Mustafa Öztürk
***
İslam, şiddet, terör gibi meseleler gündeme geldiğinde, “Anadolu irfanı” denilen amorf bir kavramlaştırma üzerinden Mevlana, Yûnus gibi sûfîlere referans veren bu diskurcu tasavvuf, engin hoşgörü babında da, “Gel, ne olursan ol, yine gel”, “Yaratılanı hoşgörü yaratandan ötürü” gibi mottolarla mahviyet sosuna bandırılmış bir retorik üretmektedir. Ancak burada bahsi geçen irfan ve mahviyet özde değil, sözdedir; yani fiyakalı bir retorikten ibarettir. Tevazu ve hoşgörü retoriğinin pratiği ise çok kere tahammülsüzlük, mükrihlik, hatta muhbirliktir. Aslında bu diskurcu tasavvuf söyleminde tevazu ve hoşgörü sadece kendi meşrebine tevazu ve hoşgörüden ibarettir. Çünkü irfan onların uhdesinde, derin hakikatlere vukuf da yine onların tekelindedir
Diskurcu tasavvuftaki mahviyet retoriği tevazu kılıklı bir kibirle mualleldir. Bu kibrin özü/özeti, “Hakikat bizden sorulur” edasıyla kelam etmektir. Aslında bu tavır kitâbî tasavvuf kültüründe bir tür akord gibidir. Birçok meşhur mutasavvıfın avâm (sıradan insanlar), havâs (seçkinler), hâssü’l-havâs/havâssül-havâs (seçkinler seçkini kimseler) kategorileri üzerinden İslam’ı üç katlı bir dinî yapı gibi algılayıp tanımladıkları bilinmektedir. Bu seçkinci söyleme göre kelam ve fıkıh uleması avâm kategorisindedir. Bunlar Muhyiddîn İbnü’l-Arabî nezdinde rüsûm ulemasıdır. Rüsûm ulemasının bugünkü diskurcu tasavvuf terminolojisindeki karşılığı ise Kur’an ve tefsir alanında çalışan “evrak memurları”dır.
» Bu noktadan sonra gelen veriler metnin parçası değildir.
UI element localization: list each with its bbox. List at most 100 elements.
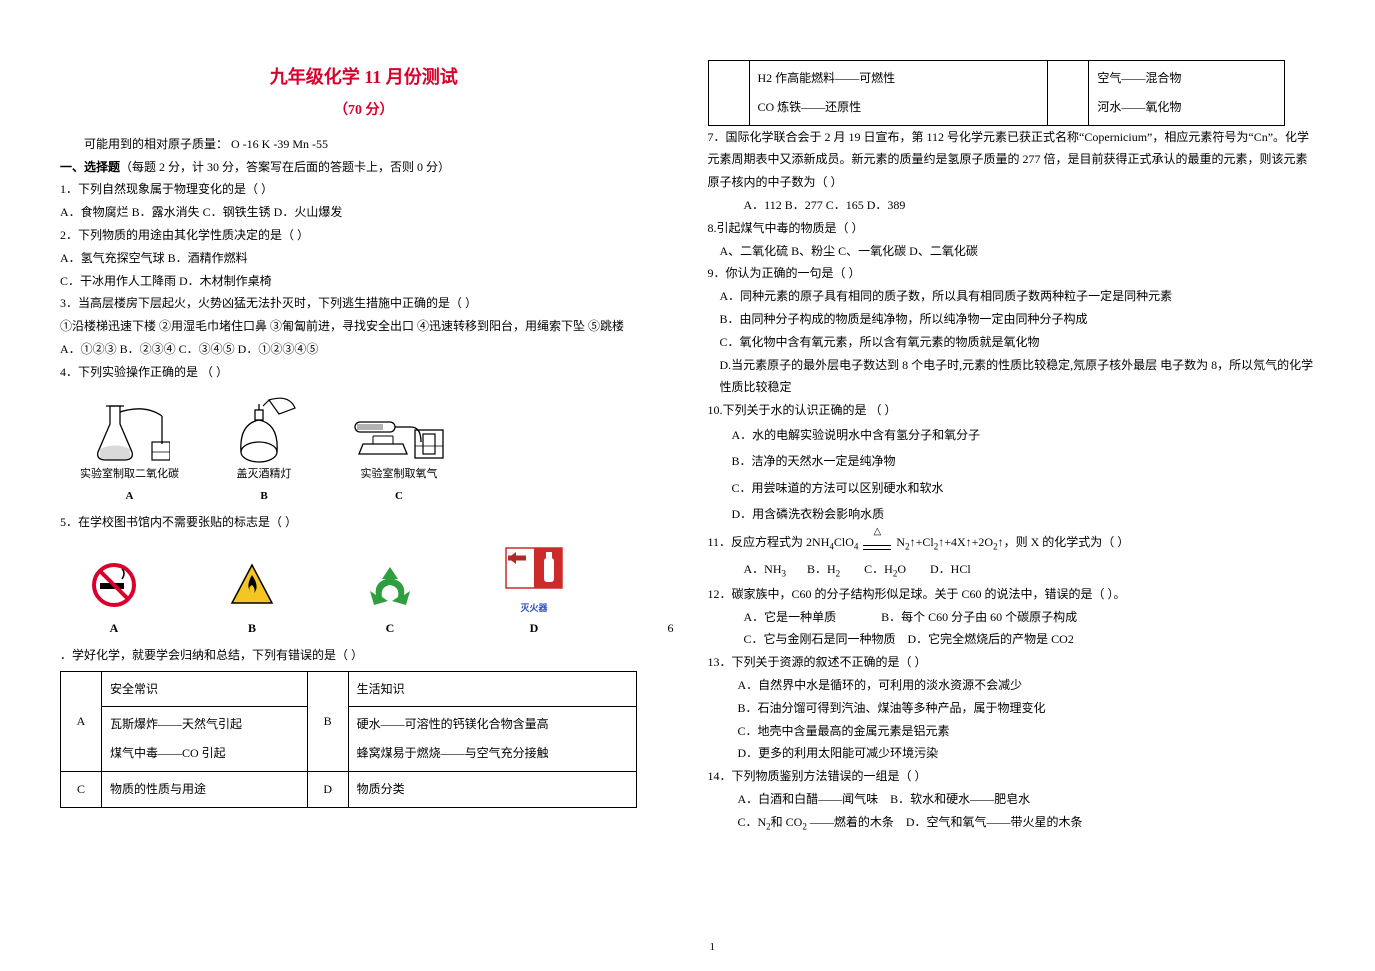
q8: 8.引起煤气中毒的物质是（ ） (708, 217, 1316, 240)
q10-opt-d: D．用含磷洗衣粉会影响水质 (708, 501, 1316, 527)
q6-cell-d-idx: D (307, 772, 348, 808)
q12-opt-b: B．每个 C60 分子由 60 个碳原子构成 (881, 610, 1077, 624)
alcohol-lamp-icon (229, 394, 299, 464)
q14-opt-c-pre: C．N (738, 815, 767, 829)
q9-opt-c: C．氧化物中含有氧元素，所以含有氧元素的物质就是氧化物 (708, 331, 1316, 354)
q14-opts-row2: C．N2和 CO2 ——燃着的木条 D．空气和氧气——带火星的木条 (708, 811, 1316, 835)
q12-opt-a: A．它是一种单质 (744, 610, 837, 624)
q6-a-line1: 瓦斯爆炸——天然气引起 (110, 713, 299, 736)
q13-opt-d: D．更多的利用太阳能可减少环境污染 (708, 742, 1316, 765)
extinguisher-label: 灭火器 (504, 600, 564, 617)
q14-opt-c-mid: 和 CO (771, 815, 803, 829)
q6-b-line1: 硬水——可溶性的钙镁化合物含量高 (357, 713, 628, 736)
q6-a-line2: 煤气中毒——CO 引起 (110, 742, 299, 765)
q12-opt-d: D．它完全燃烧后的产物是 CO2 (908, 632, 1074, 646)
q10: 10.下列关于水的认识正确的是 （ ） (708, 399, 1316, 422)
q6-cell-d-head: 物质分类 (348, 772, 636, 808)
stray-number-6: 6 (668, 617, 674, 640)
page-number: 1 (710, 941, 716, 953)
q6-cell-b-idx: B (307, 671, 348, 771)
q6-d-line1: 空气——混合物 (1097, 67, 1275, 90)
q5-icon-a-cell: A (90, 561, 138, 640)
q6-cell-c-head: 物质的性质与用途 (102, 772, 308, 808)
q11-opt-a: A．NH (744, 562, 782, 576)
q6-cell-a-body: 瓦斯爆炸——天然气引起 煤气中毒——CO 引起 (102, 707, 308, 772)
q12: 12．碳家族中，C60 的分子结构形似足球。关于 C60 的说法中，错误的是（ … (708, 583, 1316, 606)
q4-figures: 实验室制取二氧化碳 A 盖灭酒精灯 B (80, 394, 668, 508)
q2: 2．下列物质的用途由其化学性质决定的是（ ） (60, 224, 668, 247)
q3: 3．当高层楼房下层起火，火势凶猛无法扑灭时，下列逃生措施中正确的是（ ） (60, 292, 668, 315)
q5-icons: A B C (90, 544, 668, 640)
flask-apparatus-icon (90, 394, 170, 464)
q9: 9．你认为正确的一句是（ ） (708, 262, 1316, 285)
q11-options: A．NH3 B．H2 C．H2O D．HCl (708, 558, 1316, 582)
q6-cell-b-head: 生活知识 (348, 671, 636, 707)
q5-icon-c-label: C (366, 617, 414, 640)
q13: 13．下列关于资源的叙述不正确的是（ ） (708, 651, 1316, 674)
q4-fig-b-label: B (260, 486, 267, 507)
section1-note: （每题 2 分，计 30 分，答案写在后面的答题卡上，否则 0 分） (120, 160, 450, 174)
q6-b-line2: 蜂窝煤易于燃烧——与空气充分接触 (357, 742, 628, 765)
q7: 7．国际化学联合会于 2 月 19 日宣布，第 112 号化学元素已获正式名称“… (708, 126, 1316, 194)
q6-cell-a-head: 安全常识 (102, 671, 308, 707)
q11-opt-c-o: O (897, 562, 906, 576)
q5-icon-d-label: D (504, 617, 564, 640)
q14-opt-c-post: ——燃着的木条 (807, 815, 894, 829)
q6-d-line2: 河水——氧化物 (1097, 96, 1275, 119)
page-title: 九年级化学 11 月份测试 (60, 60, 668, 94)
q6d-spacer1 (1048, 61, 1089, 126)
q5-icon-b-cell: B (228, 561, 276, 640)
no-smoking-icon (90, 561, 138, 609)
q4-fig-a-label: A (126, 486, 134, 507)
q11-opt-d: D．HCl (930, 562, 971, 576)
q6-intro: ．学好化学，就要学会归纳和总结，下列有错误的是（ ） (60, 644, 668, 667)
q14: 14．下列物质鉴别方法错误的一组是（ ） (708, 765, 1316, 788)
q14-opt-a: A．白酒和白醋——闻气味 (738, 792, 879, 806)
q6-table-continued: H2 作高能燃料——可燃性 CO 炼铁——还原性 空气——混合物 河水——氧化物 (708, 60, 1285, 126)
q6-c-line1: H2 作高能燃料——可燃性 (758, 67, 1040, 90)
q4-fig-a-caption: 实验室制取二氧化碳 (80, 464, 179, 485)
q11-mid1: ClO (834, 535, 854, 549)
q6-cell-c-body: H2 作高能燃料——可燃性 CO 炼铁——还原性 (749, 61, 1048, 126)
q11-mid4: ↑+4X↑+2O (938, 535, 993, 549)
q11-pre: 11．反应方程式为 2NH (708, 535, 830, 549)
q13-opt-a: A．自然界中水是循环的，可利用的淡水资源不会减少 (708, 674, 1316, 697)
q9-opt-d: D.当元素原子的最外层电子数达到 8 个电子时,元素的性质比较稳定,氖原子核外最… (708, 354, 1316, 400)
fire-extinguisher-sign-icon (504, 544, 564, 592)
q4-fig-b-caption: 盖灭酒精灯 (237, 464, 292, 485)
q13-opt-b: B．石油分馏可得到汽油、煤油等多种产品，属于物理变化 (708, 697, 1316, 720)
q2-opts-line2: C．干冰用作人工降雨 D．木材制作桌椅 (60, 270, 668, 293)
recycle-icon (366, 561, 414, 609)
q10-opt-b: B．洁净的天然水一定是纯净物 (708, 448, 1316, 474)
flammable-warning-icon (228, 561, 276, 609)
q11-mid3: ↑+Cl (910, 535, 934, 549)
q1-options: A．食物腐烂 B．露水消失 C．钢铁生锈 D．火山爆发 (60, 201, 668, 224)
q10-opt-a: A．水的电解实验说明水中含有氢分子和氧分子 (708, 422, 1316, 448)
q10-opt-c: C．用尝味道的方法可以区别硬水和软水 (708, 475, 1316, 501)
section1-heading: 一、选择题（每题 2 分，计 30 分，答案写在后面的答题卡上，否则 0 分） (60, 156, 668, 179)
q1: 1．下列自然现象属于物理变化的是（ ） (60, 178, 668, 201)
atomic-masses: 可能用到的相对原子质量： O -16 K -39 Mn -55 (60, 133, 668, 156)
q13-opt-c: C．地壳中含量最高的金属元素是铝元素 (708, 720, 1316, 743)
q6-c-line2: CO 炼铁——还原性 (758, 96, 1040, 119)
q4-fig-b: 盖灭酒精灯 B (229, 394, 299, 508)
q4-fig-c-label: C (395, 486, 403, 507)
q8-options: A、二氧化硫 B、粉尘 C、一氧化碳 D、二氧化碳 (708, 240, 1316, 263)
q5-icon-a-label: A (90, 617, 138, 640)
q3-options: A．①②③ B．②③④ C．③④⑤ D．①②③④⑤ (60, 338, 668, 361)
q2-opts-line1: A．氢气充探空气球 B．酒精作燃料 (60, 247, 668, 270)
q11: 11．反应方程式为 2NH4ClO4 △ N2↑+Cl2↑+4X↑+2O2↑，则… (708, 528, 1316, 559)
q3-choices: ①沿楼梯迅速下楼 ②用湿毛巾堵住口鼻 ③匍匐前进，寻找安全出口 ④迅速转移到阳台… (60, 315, 668, 338)
q11-mid5: ↑，则 X 的化学式为（ ） (998, 535, 1130, 549)
q14-opt-b: B．软水和硬水——肥皂水 (890, 792, 1030, 806)
q5-icon-b-label: B (228, 617, 276, 640)
q12-opt-c: C．它与金刚石是同一种物质 (744, 632, 896, 646)
q6c-spacer1 (708, 61, 749, 126)
q4-fig-c-caption: 实验室制取氧气 (361, 464, 438, 485)
q5-icon-c-cell: C (366, 561, 414, 640)
q9-opt-a: A．同种元素的原子具有相同的质子数，所以具有相同质子数两种粒子一定是同种元素 (708, 285, 1316, 308)
q4-fig-a: 实验室制取二氧化碳 A (80, 394, 179, 508)
q11-opt-c: C．H (864, 562, 893, 576)
q14-opt-d: D．空气和氧气——带火星的木条 (906, 815, 1083, 829)
q6-cell-c-idx: C (61, 772, 102, 808)
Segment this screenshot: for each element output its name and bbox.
İbnü’l-Arabî’ye göre sûfîler “ehlullah”ı temsil eder; fakihler ve kelamcılardan oluşan rüsûm uleması ise enbiya ve evliyanın firavunlarına, salih kulların deccallerine benzer. Ulema-i rüsûm ilmi kitaplardan ve insanların ağızlarından alır; oysa ehlullahın ilmi rahmânî-rabbânî bildirime dayanır. Nitekim Bâyezid-i Bistâmî’nin, “Siz ilmi ölü halde ölüden alıyorsunuz; ama biz hiçbir zaman ölmeyecek Diri’den, yani bizzat Allah’tan alıyoruz” sözü pek meşhurdur. İbnü’l-Arabî hatmü’l-evliya, cehennem azabı ve Firavun’un imanı gibi konulardaki ilginç görüşlerine yönelik muhtemel itirazlar karşısında şöyle bir argüman geliştirmiştir: “Vahyin nüzulüne tanıklık eden ilk müslüman neslin avâm tabakası kabuğun içindeki özü, yani Kur’an elfazının ardındaki gizli ve hakiki manaların önemli bir kısmını anlayamamıştır. Onlar gerçek manada ehl-i fehm olmadıkları, bilgilerini Hızır ve asfiya/evliya zümresi gibi doğrudan doğruya Allah’tan almadıkları için, Kur’an’daki zahirî manaların pek çoğunu dahi kavrayamamış ve bu konuda Hz. Peygamber’in izahına ihtiyaç duymuşlardır. Daha açıkçası onlar Arap oldukları, üstelik Kur’an kendi dilleriyle inzal edildiği hâlde, “İnanıp imanlarına herhangi bir zulüm karıştırmayanlar...” (En’âm 6/82) ayetindeki maksadı kavrayamamışlardır (Bkz. Muhyiddîn İbnü’l-Arabî, el-Fütûhâtü’l-Mekkiyye, Dâru Sadır, Beyrut trs., I. 135-136).
***
Bu söylem tarzı seçkincilik ve kendine hayranlığın ifadesidir. İbnü’l-Arabî’nin “Varlık yokluk olarak idrak edilebilir”, “Sen O değilsin ama belki sen O’sun” gibi bilmecemsi sözleri de aynı söylem tarzının ürünleridir. “Avâm günahtan, havâs gafletten tövbe eder”, “Avâm his, havâs akıl, hâssatü’l-havâss ise Hak nuru ile irşat edilir. Çünkü ilm-i ledün (bâtınî ilim) sadece sûfîlere bahşedilir” gibi büyük laflar da seçkincilik kibriyle az çok mualleldir. Sonuç olarak, erken dönemlerdeki zühd (zahidlik ve âbidlik) tecrübesinin kuramsal ve kurumsal tasavvufa evrilmesi, tabir caizse amatör ruhluluktan profesyonelliğe geçilmesi neticesinde mahviyet, riyazet ve mücahede gibi kavramlar büyük ölçüde entelektüel merak ve retorik konusu hâline gelmiş, “mahviyet” de tevriyeli bir hâl alarak tevazu kılıklı kibre dönüşmüştür.